Teen girls without a place to stay find support with boyfriends’ families


Maria Castillo

Seniors Mariele Jones and Marcelo Sarcos contribute to their home by cleaning, washing dishes, and helping around. They figure that if they split the work they could have more free time to do other things such as watching movies or playing video games.

One of the most impactful moments in the life of a young person is when they finally leave the nest. Although some fly away sooner than others, seniors Mariele Jones and D’anna Gallon have both pushed themselves to grow up sooner than others.

Mariele Jones moved in with her boyfriend last July. Before she was living with her boyfriend, she wasn’t living with her parents but living with her grandmother.

“My dad passed away and my mom’s in school so she’s trying to work on herself as well.” Jones is the first generation of her mom’s side of the family to have grown up in America, so her mom being born in the Philippines and not understanding American culture, her grandmother took her in until she was too old for Jones to live with her anymore.

“Since I don’t have my mom and dad around telling me to get up in the morning to get ready, I have to do that on my own. One thing my mom taught me was how to be independent and I appreciate that.”

Without living with her parents Jones has adapted to taking care of herself, and living with her boyfriend has allowed her to gain help so that she could focus on school, sports, and work.
Gallon moved in with her boyfriend in August. “I met my boyfriend sophomore year during football season, I was the watergirl for Stagg so I was always out there. We became close friends and after a bit we started dating.” Thanks to that bond her boyfriend and his family decided to take her in during her time of need.

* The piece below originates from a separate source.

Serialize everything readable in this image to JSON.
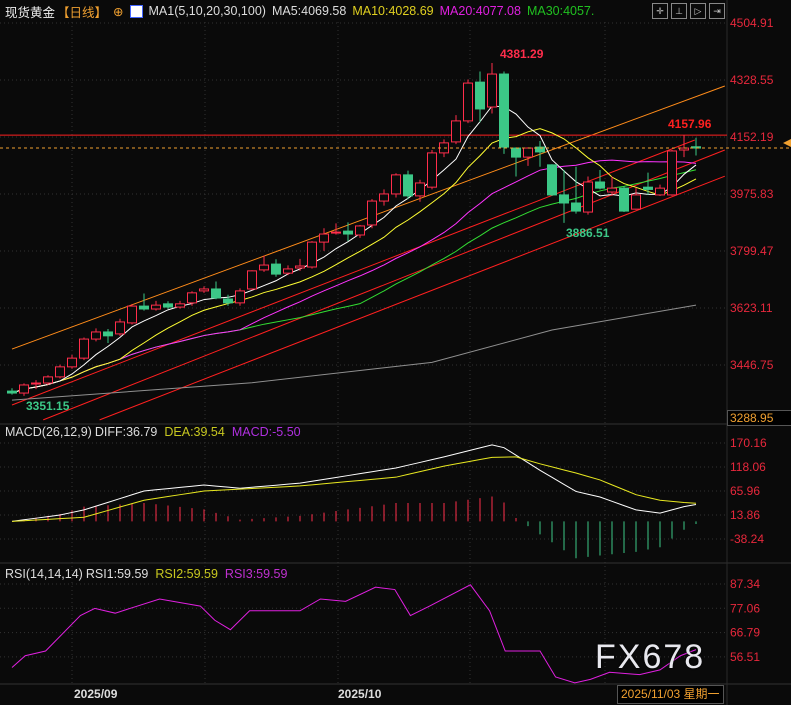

“I don’t live with my actual parents. I had guardians and we had gotten into a really bad argument, and things weren’t going very well at the home anyways, so they pretty much asked me to leave.”
Although being pushed out by her guardians when she was 16, an illegal act given that she was a minor at the time, Gallon had managed to find strength and happiness in her life.

“The strength that I have comes from my past. My mom was a really bad drug addict so I had to grow up sooner when I was younger and had to do things much faster, so I would just remind myself that it could always be worse.”

Gallon had been surrounded by drug use, her mother being an addict, and her siblings smoking weed, but instead of falling into pattern she used those experiences to instruct her who she did not want to become.

Moving in with her boyfriend had made such a positive impact in Gallon’s life.

“I’ll help pay, for example, if we need new towels, new washcloths, laundry detergent, and soap for the kitchen; or if we want this for dinner or if I want something I’ll pitch in.”

Gallon said she is blessed to be in the situation she has found herself in. “It’s not their responsibility to take care of me but even though she is I am thankful for it and I try to help out as much as I can.”